This is the infrastructure as code repository to deploy OpenDesk on a haven compliant kubernetes cluster. It is deployed to namespace tn-openbsw-opendesk
There are several ways to install opendesk. The easiest is to directly use helmfile in the opendesk cloned repo. Unfortunately our Kubernetes requires us to use flux to deploy workloads. Since time was limited we choose to do a simple generating op yamls and deploy that with flux.
prerequisite:
- helmfile installed.
- python 3 installed
To generate your own yaml manifests you can do the following:
- clone opendesk
- checkout the latest release (git tag, git checkout 'tag')
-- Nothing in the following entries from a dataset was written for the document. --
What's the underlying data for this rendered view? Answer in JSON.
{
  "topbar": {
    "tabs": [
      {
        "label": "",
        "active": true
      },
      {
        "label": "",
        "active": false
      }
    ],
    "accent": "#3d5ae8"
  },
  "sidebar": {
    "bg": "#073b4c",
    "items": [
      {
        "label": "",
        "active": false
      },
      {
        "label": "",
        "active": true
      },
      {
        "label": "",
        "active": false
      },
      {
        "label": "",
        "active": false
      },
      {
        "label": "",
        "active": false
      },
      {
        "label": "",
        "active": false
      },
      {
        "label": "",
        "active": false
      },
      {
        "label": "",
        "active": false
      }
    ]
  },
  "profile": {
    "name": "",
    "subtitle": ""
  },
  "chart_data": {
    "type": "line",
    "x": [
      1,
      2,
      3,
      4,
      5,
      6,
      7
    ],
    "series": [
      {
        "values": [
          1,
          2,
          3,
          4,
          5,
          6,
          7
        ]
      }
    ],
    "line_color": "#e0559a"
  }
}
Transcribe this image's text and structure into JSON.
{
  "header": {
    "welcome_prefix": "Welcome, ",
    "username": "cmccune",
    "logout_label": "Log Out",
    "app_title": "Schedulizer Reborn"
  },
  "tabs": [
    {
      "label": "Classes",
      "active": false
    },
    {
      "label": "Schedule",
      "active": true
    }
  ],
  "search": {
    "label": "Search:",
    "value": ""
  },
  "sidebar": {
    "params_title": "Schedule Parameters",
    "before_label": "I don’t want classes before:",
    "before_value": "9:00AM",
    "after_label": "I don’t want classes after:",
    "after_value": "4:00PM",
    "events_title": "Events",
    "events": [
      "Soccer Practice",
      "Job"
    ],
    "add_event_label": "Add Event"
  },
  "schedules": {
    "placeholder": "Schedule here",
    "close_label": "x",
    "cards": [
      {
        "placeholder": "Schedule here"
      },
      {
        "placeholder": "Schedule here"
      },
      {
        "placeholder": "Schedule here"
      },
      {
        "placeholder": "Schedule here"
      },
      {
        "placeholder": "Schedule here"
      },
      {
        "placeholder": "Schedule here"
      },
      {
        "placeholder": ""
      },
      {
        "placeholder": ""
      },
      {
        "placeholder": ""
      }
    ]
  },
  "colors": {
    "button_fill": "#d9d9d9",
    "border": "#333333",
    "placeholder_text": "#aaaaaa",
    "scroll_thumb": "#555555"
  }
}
- set a master password export MASTER_PASSWORD=xxx
- change the script generate-by-apps.sh to point OPENDESK_REPO_PATH to the directory where you checked out the opendesk repo
- in the cloned opendesk repo change the /helmfile/environments/dev/sample.yaml.gotmpl to your desired config. we used the sample.yaml.gotmpl from this repo.
- install requirements.txt
- run generate-by-app.sh
- run split.py and fix any errors
- run kubectl apply -k . (or let flux deploy it for you by committing the changes)
Secrets are managed with SOPS. Read the documentation on how to use it. We use the Age variant.
sops --encrypt -i <file>
sops --decrypt -i <file>To get access you need a pleio account with the correct permissions and pinniped installed. to install pinniped follow pinniped install tutorial. To get correct access from your pleio account ask a collegue.